2007-03-19 09:47:52 1.0

How Does it Work?

General Setting

An ngram is a (short) sequence of atoms like bytes, characters, words or whatsoever. In this settings we only care about bytes or characters. Though ngrams of words are a more recent technology.

As it turns out many properties of a underlying text (for example language, style, but even thematic focus) have a statistical stable impact on the ngram profile of this text. The ngram profile is the (statistical) distribution of ngrams, that is how often a certain ngram appears in a certain sequence.

Once you know you are hunting for a set of properties which is well reflected by a set of corresponding profiles, you can setup an automated search for these properties by the following steps.

For each property create a reference profile from sample texts.
For a text with unknown property, determine it's text profile and check if it is close to a reference profile.

The above description is far from being an algorithm. Actually there has to be some careful investigation if a property is refleced by ngrams profiles. You have to set up reference profiles from (as large as possible) reference suits of texts with that property. And you have to precise what you mean with closeness of two ngram profiles.

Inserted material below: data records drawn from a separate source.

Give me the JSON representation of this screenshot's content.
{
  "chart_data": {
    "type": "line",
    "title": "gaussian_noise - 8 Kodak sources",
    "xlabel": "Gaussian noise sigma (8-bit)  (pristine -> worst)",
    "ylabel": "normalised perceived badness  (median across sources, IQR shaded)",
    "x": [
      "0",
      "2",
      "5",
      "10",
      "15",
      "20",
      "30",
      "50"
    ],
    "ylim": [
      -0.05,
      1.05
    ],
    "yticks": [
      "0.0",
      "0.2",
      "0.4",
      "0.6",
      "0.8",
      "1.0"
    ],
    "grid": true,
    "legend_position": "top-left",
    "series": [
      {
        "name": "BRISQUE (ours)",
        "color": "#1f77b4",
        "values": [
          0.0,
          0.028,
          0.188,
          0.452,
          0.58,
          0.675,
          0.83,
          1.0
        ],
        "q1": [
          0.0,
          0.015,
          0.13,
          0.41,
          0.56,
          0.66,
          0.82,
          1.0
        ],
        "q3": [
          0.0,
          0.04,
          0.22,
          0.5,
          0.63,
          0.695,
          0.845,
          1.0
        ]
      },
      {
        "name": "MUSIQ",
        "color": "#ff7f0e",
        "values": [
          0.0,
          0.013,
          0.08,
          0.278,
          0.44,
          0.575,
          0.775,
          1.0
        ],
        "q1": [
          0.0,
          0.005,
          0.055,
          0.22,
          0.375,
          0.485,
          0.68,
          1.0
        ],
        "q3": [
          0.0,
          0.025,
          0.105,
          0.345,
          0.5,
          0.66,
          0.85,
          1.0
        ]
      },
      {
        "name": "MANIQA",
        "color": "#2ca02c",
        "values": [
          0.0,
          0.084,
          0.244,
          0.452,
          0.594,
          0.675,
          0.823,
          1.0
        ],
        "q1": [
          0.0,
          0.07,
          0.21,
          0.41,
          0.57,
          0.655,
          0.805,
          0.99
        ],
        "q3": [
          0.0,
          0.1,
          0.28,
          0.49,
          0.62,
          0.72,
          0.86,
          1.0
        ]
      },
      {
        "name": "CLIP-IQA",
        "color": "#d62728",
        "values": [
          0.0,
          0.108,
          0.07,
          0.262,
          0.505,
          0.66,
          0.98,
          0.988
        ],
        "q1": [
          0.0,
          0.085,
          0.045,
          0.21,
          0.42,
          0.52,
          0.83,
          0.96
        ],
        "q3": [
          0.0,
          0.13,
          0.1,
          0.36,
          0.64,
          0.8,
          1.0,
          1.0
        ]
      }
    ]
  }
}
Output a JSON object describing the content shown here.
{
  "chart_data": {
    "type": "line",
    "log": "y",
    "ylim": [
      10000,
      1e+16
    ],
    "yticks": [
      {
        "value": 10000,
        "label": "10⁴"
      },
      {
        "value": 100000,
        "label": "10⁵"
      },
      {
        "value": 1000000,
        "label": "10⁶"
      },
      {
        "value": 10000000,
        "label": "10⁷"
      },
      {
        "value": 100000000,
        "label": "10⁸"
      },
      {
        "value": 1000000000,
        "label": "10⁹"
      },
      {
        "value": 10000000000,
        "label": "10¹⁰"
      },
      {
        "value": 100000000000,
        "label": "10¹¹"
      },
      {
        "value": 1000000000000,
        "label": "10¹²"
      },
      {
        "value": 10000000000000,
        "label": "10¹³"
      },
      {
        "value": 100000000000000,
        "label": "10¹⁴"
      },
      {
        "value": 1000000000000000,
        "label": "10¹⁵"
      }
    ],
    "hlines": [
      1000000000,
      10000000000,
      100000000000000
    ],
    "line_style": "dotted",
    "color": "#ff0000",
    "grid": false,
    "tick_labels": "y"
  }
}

NGramJ only cares about byte or character based ngrams. While there are other applications, the major application of this is the recognition of the language of a document. This is a somehow easier part of ngram application, for several reasons. To name two:

There are plenty of text samples preclassified kicking arround everywhere. I.e. many files on the internet contain a language markup.
Moreover there are plenty of reference profiles for this applications arround freely on the internet. (Most profiles in NGramJ are taken from the net.
There is a competitive aspect with scoring. Assuming you have a text in exactly one language, your notion of profile closeness only has to guarantee the the right reference profile is closer than every other one. Actually many ngram langauge recognition systems therefore closeness measures tuned for simplicity rather than for using information really carefully.

The CNgram part of NGramJ however uses a somewhat more elaborate notion of competitive ngram closeness which in the end assigns language percentages to a piece of text. This measurement is good enough that not only texts in one language but also texts with two major languages have been successfully classified with NGramJ!